Lynne Rienner Publishers | ISBN 1555873316 | 1999 Year | PDF | 0,82 Mb | 200 Pages


The Second Nuclear Age is the most recent of Colin Gray’s already prodigious roster of published works. His writings, now familiar in expert defense circles from Washington to Tokyo and all stops in between, span
more than two and a half decades. In toto, they earn him the status of one of the West’s preeminent civilian
strategists. Whenever Professor Gray pens a new title, expectations are high and note must be taken; when
that title proclaims the arrival of a “new nuclear age,” particular attention is warranted.

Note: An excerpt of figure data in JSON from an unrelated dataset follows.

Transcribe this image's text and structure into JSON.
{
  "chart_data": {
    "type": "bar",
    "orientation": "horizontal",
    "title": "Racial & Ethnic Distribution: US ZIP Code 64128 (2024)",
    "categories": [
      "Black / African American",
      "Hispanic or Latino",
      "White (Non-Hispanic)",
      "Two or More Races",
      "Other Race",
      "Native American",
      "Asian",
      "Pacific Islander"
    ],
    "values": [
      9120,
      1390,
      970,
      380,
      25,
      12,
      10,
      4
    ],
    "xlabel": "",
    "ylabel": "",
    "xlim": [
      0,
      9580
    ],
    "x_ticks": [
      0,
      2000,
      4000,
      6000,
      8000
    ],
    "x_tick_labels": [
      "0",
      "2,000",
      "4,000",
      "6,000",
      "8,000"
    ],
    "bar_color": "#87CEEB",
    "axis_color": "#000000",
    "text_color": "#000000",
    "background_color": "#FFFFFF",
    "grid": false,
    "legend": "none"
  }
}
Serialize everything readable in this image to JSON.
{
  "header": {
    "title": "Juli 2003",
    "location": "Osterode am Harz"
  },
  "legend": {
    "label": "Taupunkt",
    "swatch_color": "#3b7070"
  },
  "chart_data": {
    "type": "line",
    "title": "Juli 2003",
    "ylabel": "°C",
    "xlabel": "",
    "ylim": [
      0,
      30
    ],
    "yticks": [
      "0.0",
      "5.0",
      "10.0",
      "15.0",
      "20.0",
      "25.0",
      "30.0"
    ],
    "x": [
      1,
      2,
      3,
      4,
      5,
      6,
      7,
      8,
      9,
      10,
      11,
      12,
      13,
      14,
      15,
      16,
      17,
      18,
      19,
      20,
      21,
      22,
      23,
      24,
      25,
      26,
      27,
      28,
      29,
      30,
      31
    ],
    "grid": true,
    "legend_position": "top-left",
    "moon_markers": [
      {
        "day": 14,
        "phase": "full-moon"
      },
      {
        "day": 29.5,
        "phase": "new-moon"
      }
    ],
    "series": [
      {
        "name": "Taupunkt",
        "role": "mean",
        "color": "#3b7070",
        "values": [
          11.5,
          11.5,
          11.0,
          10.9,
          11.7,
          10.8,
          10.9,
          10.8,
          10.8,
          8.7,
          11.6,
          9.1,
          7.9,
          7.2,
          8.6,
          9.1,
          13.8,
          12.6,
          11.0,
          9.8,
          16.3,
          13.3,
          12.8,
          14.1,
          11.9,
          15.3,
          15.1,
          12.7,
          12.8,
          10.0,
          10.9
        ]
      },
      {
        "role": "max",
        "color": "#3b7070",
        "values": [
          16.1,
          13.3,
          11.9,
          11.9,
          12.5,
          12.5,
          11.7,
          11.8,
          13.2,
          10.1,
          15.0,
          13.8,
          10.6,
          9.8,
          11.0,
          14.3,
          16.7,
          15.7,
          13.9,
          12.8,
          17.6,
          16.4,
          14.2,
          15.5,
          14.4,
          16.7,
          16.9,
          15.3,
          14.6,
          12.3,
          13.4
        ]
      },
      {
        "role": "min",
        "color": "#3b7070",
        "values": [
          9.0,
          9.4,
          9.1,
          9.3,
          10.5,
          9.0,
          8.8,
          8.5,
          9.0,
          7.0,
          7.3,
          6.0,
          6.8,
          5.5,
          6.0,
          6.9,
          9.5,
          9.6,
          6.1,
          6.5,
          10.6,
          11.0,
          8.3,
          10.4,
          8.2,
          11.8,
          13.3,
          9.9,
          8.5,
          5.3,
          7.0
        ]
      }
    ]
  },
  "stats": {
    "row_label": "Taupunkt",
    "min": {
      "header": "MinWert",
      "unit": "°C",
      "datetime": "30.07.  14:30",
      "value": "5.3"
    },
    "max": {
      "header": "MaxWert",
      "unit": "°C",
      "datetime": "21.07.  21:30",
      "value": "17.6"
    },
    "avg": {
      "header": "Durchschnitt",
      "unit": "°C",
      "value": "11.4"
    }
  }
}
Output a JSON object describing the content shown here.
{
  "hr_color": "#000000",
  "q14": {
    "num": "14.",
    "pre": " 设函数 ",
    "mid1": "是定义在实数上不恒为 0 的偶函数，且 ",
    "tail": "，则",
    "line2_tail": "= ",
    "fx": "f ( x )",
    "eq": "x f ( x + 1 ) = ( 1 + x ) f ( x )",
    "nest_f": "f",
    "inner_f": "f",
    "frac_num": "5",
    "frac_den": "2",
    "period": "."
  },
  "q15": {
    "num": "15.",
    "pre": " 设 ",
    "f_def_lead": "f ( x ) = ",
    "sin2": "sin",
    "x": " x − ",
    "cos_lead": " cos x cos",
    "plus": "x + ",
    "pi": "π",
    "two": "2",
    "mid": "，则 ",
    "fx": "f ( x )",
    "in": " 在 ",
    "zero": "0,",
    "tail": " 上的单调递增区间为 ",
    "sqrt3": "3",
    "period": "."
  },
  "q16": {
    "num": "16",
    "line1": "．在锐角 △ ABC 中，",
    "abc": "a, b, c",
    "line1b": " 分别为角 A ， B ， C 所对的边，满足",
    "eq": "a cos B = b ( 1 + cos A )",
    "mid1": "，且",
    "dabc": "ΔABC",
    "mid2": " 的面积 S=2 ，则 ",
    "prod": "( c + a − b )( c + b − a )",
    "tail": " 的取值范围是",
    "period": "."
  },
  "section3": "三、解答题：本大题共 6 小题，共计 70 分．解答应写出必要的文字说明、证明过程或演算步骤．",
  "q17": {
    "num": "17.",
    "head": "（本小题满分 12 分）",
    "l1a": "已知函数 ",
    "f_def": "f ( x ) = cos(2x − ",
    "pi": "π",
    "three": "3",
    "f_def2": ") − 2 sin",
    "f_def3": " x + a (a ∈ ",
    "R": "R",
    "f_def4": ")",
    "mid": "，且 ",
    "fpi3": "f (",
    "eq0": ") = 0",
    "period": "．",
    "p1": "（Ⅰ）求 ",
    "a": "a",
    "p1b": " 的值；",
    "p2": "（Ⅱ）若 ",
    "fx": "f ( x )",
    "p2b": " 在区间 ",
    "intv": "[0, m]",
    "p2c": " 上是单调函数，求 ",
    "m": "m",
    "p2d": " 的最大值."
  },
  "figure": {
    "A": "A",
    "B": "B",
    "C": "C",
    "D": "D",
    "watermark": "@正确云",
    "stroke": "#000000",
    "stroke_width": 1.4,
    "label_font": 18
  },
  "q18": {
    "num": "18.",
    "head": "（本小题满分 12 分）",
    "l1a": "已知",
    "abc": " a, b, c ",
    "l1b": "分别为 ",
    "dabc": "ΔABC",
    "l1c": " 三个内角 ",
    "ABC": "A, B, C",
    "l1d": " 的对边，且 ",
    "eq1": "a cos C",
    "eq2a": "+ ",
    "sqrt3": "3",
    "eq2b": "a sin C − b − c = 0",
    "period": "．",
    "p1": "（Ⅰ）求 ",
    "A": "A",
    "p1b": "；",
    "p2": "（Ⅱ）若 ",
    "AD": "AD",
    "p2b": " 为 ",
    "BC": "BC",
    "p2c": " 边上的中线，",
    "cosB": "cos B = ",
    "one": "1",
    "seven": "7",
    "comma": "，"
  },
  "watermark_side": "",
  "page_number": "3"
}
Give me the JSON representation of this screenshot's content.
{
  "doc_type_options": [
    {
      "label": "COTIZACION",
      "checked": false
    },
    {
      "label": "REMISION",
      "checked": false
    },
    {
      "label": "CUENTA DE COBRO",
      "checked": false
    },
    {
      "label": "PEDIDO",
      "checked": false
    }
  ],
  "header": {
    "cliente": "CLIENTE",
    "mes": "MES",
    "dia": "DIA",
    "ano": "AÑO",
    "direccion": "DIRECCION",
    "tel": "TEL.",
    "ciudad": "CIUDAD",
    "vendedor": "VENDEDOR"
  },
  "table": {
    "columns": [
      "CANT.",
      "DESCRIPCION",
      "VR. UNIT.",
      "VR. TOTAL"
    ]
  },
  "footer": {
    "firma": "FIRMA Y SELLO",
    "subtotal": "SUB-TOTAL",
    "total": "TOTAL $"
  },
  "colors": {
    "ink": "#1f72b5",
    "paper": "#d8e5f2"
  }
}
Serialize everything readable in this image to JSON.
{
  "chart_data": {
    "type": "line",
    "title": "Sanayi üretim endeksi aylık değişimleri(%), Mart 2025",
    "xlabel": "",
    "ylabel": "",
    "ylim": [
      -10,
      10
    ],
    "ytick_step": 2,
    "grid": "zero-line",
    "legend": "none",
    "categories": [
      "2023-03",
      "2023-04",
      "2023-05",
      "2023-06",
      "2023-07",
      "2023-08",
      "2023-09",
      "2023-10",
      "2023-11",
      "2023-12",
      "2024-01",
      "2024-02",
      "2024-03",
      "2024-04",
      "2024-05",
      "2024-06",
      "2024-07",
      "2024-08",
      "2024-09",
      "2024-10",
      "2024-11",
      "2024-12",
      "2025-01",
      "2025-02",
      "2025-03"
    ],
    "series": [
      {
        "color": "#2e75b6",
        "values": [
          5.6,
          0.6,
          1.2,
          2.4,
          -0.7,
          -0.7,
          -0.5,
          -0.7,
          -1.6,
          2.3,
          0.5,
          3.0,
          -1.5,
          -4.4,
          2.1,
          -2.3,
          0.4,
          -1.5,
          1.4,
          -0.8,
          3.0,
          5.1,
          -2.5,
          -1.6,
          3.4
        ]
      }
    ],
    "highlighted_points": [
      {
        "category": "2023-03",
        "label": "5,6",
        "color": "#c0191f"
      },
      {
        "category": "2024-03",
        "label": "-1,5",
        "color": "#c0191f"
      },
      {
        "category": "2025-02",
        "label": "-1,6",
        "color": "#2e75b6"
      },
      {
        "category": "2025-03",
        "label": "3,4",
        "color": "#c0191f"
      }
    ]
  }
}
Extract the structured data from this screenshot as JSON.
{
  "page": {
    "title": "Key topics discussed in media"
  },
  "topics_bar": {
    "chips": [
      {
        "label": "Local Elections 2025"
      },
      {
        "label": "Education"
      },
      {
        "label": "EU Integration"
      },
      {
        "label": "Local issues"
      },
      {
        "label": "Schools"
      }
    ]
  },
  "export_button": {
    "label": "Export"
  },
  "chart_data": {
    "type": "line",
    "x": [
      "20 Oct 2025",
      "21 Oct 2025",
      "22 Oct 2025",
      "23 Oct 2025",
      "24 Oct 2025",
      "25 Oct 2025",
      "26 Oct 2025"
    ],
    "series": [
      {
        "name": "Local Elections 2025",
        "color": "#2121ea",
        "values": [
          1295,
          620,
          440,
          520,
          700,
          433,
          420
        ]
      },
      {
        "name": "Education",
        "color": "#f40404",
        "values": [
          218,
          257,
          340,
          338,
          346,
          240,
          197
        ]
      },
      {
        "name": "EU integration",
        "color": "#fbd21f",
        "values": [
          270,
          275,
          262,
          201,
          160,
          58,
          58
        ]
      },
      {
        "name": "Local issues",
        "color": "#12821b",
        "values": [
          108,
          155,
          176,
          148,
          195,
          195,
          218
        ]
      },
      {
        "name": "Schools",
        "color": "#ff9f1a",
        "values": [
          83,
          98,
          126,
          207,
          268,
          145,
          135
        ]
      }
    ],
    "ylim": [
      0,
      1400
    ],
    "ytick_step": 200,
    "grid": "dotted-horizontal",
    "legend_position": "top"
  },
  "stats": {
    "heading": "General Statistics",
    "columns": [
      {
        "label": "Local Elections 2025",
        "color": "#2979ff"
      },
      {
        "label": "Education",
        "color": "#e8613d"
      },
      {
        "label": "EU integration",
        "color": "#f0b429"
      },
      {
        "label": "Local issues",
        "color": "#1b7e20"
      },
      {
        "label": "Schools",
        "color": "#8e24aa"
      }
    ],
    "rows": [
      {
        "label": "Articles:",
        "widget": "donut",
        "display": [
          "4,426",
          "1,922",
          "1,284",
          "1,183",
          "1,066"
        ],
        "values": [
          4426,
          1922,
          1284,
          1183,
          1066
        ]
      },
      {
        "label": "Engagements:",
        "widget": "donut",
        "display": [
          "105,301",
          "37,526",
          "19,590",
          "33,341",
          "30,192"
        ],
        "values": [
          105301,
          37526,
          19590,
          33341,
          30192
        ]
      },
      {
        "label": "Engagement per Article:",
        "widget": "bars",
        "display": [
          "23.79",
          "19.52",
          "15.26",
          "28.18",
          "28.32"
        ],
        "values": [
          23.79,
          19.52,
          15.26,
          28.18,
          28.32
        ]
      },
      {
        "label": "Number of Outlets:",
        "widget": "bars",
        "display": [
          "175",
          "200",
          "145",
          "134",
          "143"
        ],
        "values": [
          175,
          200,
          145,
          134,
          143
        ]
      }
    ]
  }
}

The analytic goals identified for The Second Nuclear Age are not modest. They are, first, to understand the
strategic threats posed by nuclear, chemical, and biological weapons in a dramatically unfamiliar
international political context (until now described only by what it is not, i.e., the “post–Cold War period”);
and, second, to identify those measures most useful to the West in addressing those threats, including
discerning what is and is not worth retaining from Cold War security policies. The enormity of this analytic
task is daunting, calling for Gray’s obvious mastery of military history, Cold War strategic policies both East
and West, the direction of current threats and policies, and a keen insight as to the significance of emerging
features of international politics.
Gray’s starting point is to observe that Cold War thinking and policy concerning nuclear weapons were
shaped decisively by the context of East-West enmity and competition. With the collapse of the Soviet Union
and the Warsaw Pact, that context was so altered as to call into question established wisdom and policy
involving nuclear weapons. Nevertheless, the security age now dawning remains dominated by the existence
of nuclear weapons (with biological weapons emerging as a particularly salient factor). In short, the Eastern
bloc’s political upheaval of the early 1990s gave birth to a dramatically different security context, albeit one
that continues to be shaped decisively by nuclear weapons—hence a “second nuclear age.”